Taygete notospila

Scientific classification
- Kingdom: Animalia
- Phylum: Arthropoda
- Class: Insecta
- Order: Lepidoptera
- Family: Autostichidae
- Genus: Taygete
- Species: T. notospila
- Binomial name: Taygete notospila (Meyrick, 1923)
- Synonyms: Epithectis notospila Meyrick, 1923;

= Taygete notospila =

- Authority: (Meyrick, 1923)
- Synonyms: Epithectis notospila Meyrick, 1923

Species of moth

Taygete notospila is a moth in the family Autostichidae. It was described by Edward Meyrick in 1923. It is found in Amazonas, Brazil.

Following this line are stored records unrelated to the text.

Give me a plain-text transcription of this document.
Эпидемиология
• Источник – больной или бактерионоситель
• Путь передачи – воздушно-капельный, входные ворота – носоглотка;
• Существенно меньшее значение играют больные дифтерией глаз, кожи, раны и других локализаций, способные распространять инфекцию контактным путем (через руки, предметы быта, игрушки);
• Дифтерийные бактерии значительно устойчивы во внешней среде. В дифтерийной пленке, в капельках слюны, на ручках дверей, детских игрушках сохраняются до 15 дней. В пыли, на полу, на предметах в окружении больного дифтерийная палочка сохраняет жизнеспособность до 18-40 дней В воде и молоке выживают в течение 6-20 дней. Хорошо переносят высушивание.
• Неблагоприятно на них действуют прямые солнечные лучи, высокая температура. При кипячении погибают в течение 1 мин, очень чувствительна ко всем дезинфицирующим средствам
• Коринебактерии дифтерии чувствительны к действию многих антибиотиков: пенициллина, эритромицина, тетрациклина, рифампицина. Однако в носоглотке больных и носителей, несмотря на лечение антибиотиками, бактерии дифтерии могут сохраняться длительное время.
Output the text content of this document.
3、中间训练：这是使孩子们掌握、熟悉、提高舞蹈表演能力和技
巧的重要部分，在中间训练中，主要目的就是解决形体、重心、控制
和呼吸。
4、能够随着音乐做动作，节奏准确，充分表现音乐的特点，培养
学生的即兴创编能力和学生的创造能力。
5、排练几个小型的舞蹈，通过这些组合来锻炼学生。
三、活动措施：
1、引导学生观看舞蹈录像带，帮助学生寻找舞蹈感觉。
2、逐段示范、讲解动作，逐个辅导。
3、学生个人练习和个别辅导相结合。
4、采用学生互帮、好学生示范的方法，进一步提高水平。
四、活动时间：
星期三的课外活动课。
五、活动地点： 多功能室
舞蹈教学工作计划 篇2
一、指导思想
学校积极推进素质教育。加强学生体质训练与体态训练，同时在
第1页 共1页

The wingspan is about 8 mm. The forewings are pale whitish yellow irregularly sprinkled with dark fuscous. The markings are fuscous edged with dark fuscous sprinkles. There is a short slender oblique streak from the base of the costa and a mark at one-third, as well as an irregular blotch from the dorsum before the middle reaching more than halfway across the wing. A large spot is found on the costa at two-thirds and there is a triangular spot on the tornus opposite nearly meeting or sometimes connected with it. Two smaller triangular spots are found on the termen. The hindwings are dark grey.